An article reprinted in the Albuquerque Journal asks the loaded question, “Should Doctors be Drug Tested?”

The question comes from the Journal of the American Medical Association, and the answer from some physicians is, “Yes, they should.”

The reason, given by two Johns Hopkins physicians along with patient safety experts is that the inconvenience to the doctor is far outweighed by preventing the harm that could come if a doctor is operating or otherwise treating patients while impaired. Doing so would almost certainly increase the error rate, a constant concern in the medical community.

Substance abuse is well known in the medical community, although it doesn’t usually come to the attention of outsiders, including patients. Access to prescription narcotics and other drugs is relatively easy for physicians, and alcohol abuse is also prevalent. Right now, these matters are handled behind closed doors. A doctor can complete treatment, agree to monitoring, and if they pass all this, keep their medical license intact. But these interventions only come into play after a doctor has been exposed as an addict or abuser. Testing might allow us to proactively find this group of professionals before they have a chance to cause harm to patients.

That’s the argument being made: that drug testing might increase patient safety and this, all by itself, is reason enough to do it.

Of course, being highly trained, a doctor may be able to fool the testing procedure and escape notice for awhile, but random, unannounced testing is very hard to beat in the long run.
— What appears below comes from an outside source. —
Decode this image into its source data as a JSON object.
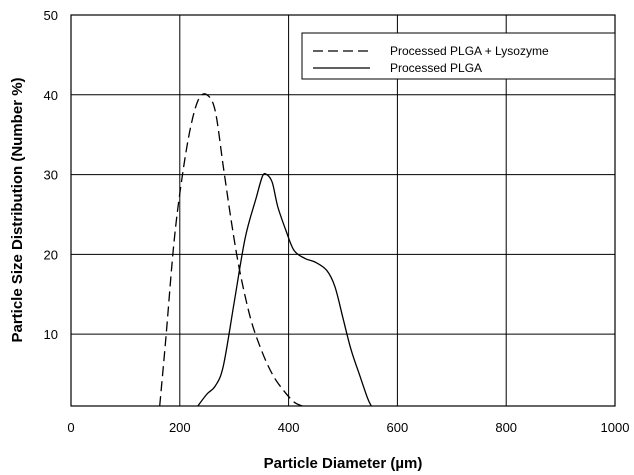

Then there’s the question of what to do if a doctor test’s positive. We do not want to waste all the years of training or prosecute someone without giving them a chance to change their ways. Is immediate suspension or loss of license the right way to go, or should they be allowed to attend treatment and have further testing? These aren’t easy questions, but patient care has to be the primary focus in the end – we can’t ignore the situation and allow impaired doctors to keep practicing.